We last tracked retro vs. modern costumes in 2018 and percentages there remain stable, though we did see a drop in fantasy costumes as compared to science fiction ones since last looking at those numbers in 2016. Anecdotally, MacKenzie believes this is due to a rise in Spidermen and Spidergwens. One of our data scientists, Laura, owns an inflatable t-rex costume, so we also chose to track dinosaurs roaming the street. There were several. Stay safe out there, that's all we're saying.
Happy Halloween!
Update: Following the posting of this report in the Alameda Peeps Facebook group, the Alameda Post reached out to us to publish our findings!
Halloween 2019 delivered our best showing since we started collecting data in 2015, with first blood at 5:57pm and lights off at 9:05pm.
Our 191 trick-or-treaters trended later this year and, anecdotally speaking, older. We still have not bested our 2015 apex, but MacKenzie has high hopes for 2020 when Halloween will again fall on a Saturday.
Working off a hypothesis from one of our data scientists, we tracked costumes that were part of the Disney empire: Disney, Star Wars, Pixar, and Marvel. We were shocked to discover that Disney's dominance was far less pervasive than we assumed. We also tracked costume color and candy receptacles, which we've done several times before.

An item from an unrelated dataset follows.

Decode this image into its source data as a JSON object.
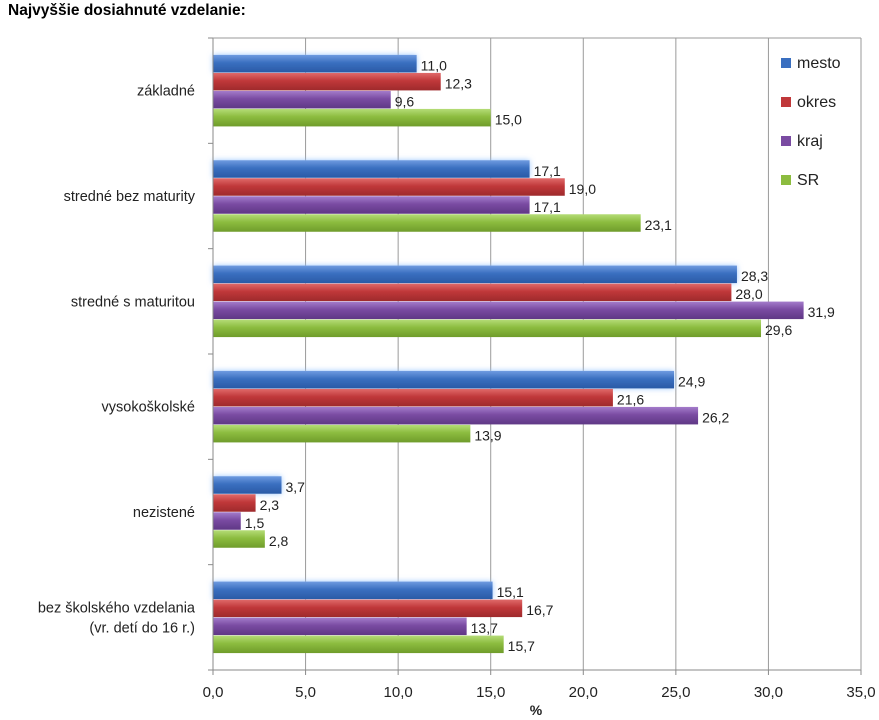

Happy Halloween, everyone!
MacKenzie was teaching on Halloween this year, so many thanks to the team for collecting data in her absence.

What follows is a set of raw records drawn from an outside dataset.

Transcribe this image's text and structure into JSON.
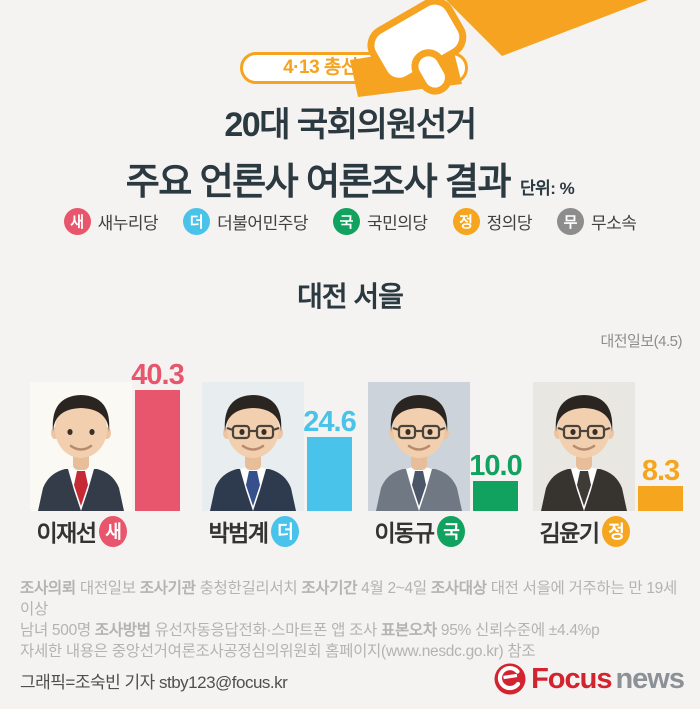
{
  "header": {
    "badge_label": "4·13 총선",
    "badge_icon": "ballot-hand-icon",
    "title_line1": "20대 국회의원선거",
    "title_line2": "주요 언론사 여론조사 결과",
    "unit_note": "단위: %"
  },
  "legend": {
    "items": [
      {
        "initial": "새",
        "label": "새누리당",
        "color": "#e8566d"
      },
      {
        "initial": "더",
        "label": "더불어민주당",
        "color": "#49c3e9"
      },
      {
        "initial": "국",
        "label": "국민의당",
        "color": "#10a25e"
      },
      {
        "initial": "정",
        "label": "정의당",
        "color": "#f5a51e"
      },
      {
        "initial": "무",
        "label": "무소속",
        "color": "#8d8d8d"
      }
    ]
  },
  "region": {
    "title": "대전 서을",
    "source": "대전일보(4.5)"
  },
  "chart_data": {
    "type": "bar",
    "title": "대전 서을",
    "categories": [
      "이재선",
      "박범계",
      "이동규",
      "김윤기"
    ],
    "values": [
      40.3,
      24.6,
      10.0,
      8.3
    ],
    "value_labels": [
      "40.3",
      "24.6",
      "10.0",
      "8.3"
    ],
    "parties": [
      "새누리당",
      "더불어민주당",
      "국민의당",
      "정의당"
    ],
    "bar_colors": [
      "#e8566d",
      "#49c3e9",
      "#10a25e",
      "#f5a51e"
    ],
    "unit": "%",
    "ylim": [
      0,
      45
    ],
    "source": "대전일보(4.5)",
    "legend_position": "top",
    "grid": false
  },
  "candidates": [
    {
      "name": "이재선",
      "party_initial": "새",
      "party": "새누리당",
      "value": "40.3",
      "color": "#e8566d",
      "photo": {
        "bg": "#faf9f4",
        "suit": "#343b49",
        "tie": "#c62b35",
        "glasses": false
      }
    },
    {
      "name": "박범계",
      "party_initial": "더",
      "party": "더불어민주당",
      "value": "24.6",
      "color": "#49c3e9",
      "photo": {
        "bg": "#e8eef0",
        "suit": "#2e3a4d",
        "tie": "#35508c",
        "glasses": true
      }
    },
    {
      "name": "이동규",
      "party_initial": "국",
      "party": "국민의당",
      "value": "10.0",
      "color": "#10a25e",
      "photo": {
        "bg": "#ccd3da",
        "suit": "#707884",
        "tie": "#4b5668",
        "glasses": true
      }
    },
    {
      "name": "김윤기",
      "party_initial": "정",
      "party": "정의당",
      "value": "8.3",
      "color": "#f5a51e",
      "photo": {
        "bg": "#e9e7e2",
        "suit": "#37342f",
        "tie": "#3e3b36",
        "glasses": true
      }
    }
  ],
  "footer": {
    "lines": [
      [
        {
          "text": "조사의뢰 ",
          "bold": true
        },
        {
          "text": "대전일보 "
        },
        {
          "text": "조사기관 ",
          "bold": true
        },
        {
          "text": "충청한길리서치 "
        },
        {
          "text": "조사기간 ",
          "bold": true
        },
        {
          "text": "4월 2~4일 "
        },
        {
          "text": "조사대상 ",
          "bold": true
        },
        {
          "text": "대전 서을에 거주하는 만 19세 이상"
        }
      ],
      [
        {
          "text": "남녀 500명 "
        },
        {
          "text": "조사방법 ",
          "bold": true
        },
        {
          "text": "유선자동응답전화·스마트폰 앱 조사  "
        },
        {
          "text": "표본오차 ",
          "bold": true
        },
        {
          "text": "95% 신뢰수준에 ±4.4%p"
        }
      ],
      [
        {
          "text": "자세한 내용은 중앙선거여론조사공정심의위원회 홈페이지(www.nesdc.go.kr) 참조"
        }
      ]
    ]
  },
  "credit": "그래픽=조숙빈 기자 stby123@focus.kr",
  "logo": {
    "icon": "focus-news-swirl-icon",
    "brand": "Focus",
    "suffix": "news"
  },
  "colors": {
    "background": "#f4f3f1",
    "accent_orange": "#f5a320",
    "title_dark": "#2b3940",
    "footer_gray": "#b5b3b0"
  }
}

There were 170 logged trick-or-treaters and 178 logged candy receptacles. Our data collectors indicated wild rushes of children that interfered with fully accurate data collection. Hopefully, next year's return to 3+ data collectors will support even better data collection.

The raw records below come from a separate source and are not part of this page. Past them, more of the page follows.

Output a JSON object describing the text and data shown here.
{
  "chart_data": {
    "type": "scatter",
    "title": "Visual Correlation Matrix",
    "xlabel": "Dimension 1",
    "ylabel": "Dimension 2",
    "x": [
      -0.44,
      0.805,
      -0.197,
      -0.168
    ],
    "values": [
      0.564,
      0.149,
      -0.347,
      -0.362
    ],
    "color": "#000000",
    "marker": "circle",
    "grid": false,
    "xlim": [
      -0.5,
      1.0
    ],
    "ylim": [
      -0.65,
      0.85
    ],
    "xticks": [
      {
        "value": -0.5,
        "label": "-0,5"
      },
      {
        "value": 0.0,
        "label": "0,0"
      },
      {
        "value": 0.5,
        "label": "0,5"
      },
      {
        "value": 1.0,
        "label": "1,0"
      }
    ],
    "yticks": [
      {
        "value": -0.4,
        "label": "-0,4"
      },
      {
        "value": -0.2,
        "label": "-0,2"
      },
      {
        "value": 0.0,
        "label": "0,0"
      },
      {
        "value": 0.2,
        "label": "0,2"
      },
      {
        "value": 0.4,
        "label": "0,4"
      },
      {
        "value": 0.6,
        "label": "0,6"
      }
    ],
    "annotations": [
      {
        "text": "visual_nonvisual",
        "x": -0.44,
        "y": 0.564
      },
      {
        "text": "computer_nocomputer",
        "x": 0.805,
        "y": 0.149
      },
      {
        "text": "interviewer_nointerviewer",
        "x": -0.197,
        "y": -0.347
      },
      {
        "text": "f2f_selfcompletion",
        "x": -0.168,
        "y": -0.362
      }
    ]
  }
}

Like in 2017, we looked at how the trick-or-treater collected their candy, as well as whether the costume could best be classified as "retro" (operational definition of pre-1900) or "modern" (operational definition of post-1900).
Data from Halloween 2017 are in! We had a disappointingly low number of trick-or-treaters this year, fewer than we had when it was pouring rain in 2016. The usual haunted house on our block wasn't around this year, which is likely partially responsible.
Drac valiantly tracked a number of data points despite MacKenzie's constant micromanagement. We looked at how the trick-or-treater collected their candy, as well as whether the costume could best be classified as "retro" (operational definition of pre-1900) or "modern" (operational definition of post-1900).
In a move that got MacKenzie some side eye, she opted to classify Star Wars costumes as "retro" because it took place "a long, long time ago".
The weather gets in the way! Last year, Jon and MacKenzie hosted 261 trick-or-treaters. This year, it was a paltry 167 due to pouring rain. Here's a breakdown of whether the costumes were best classified as science fiction or fantasy.
The hardest costumes to classify were children dressed as food. MacKenzie thinks a hot dog or cookie the size of a five-year-old is a fantasy, whereas Jon rightly pointed out that it could well be the result of futuristic genetic modification, so we placed those five kids with science fiction.
We disbursed from 5:30pm until 9:45pm, and didn't track the total amount of candy distributed. We had a total of 261 visitors, with black as the dominant color by far. Our per-color breakdown is at left.
We left our home entirely undecorated, relying on the porch light to bring folks our way.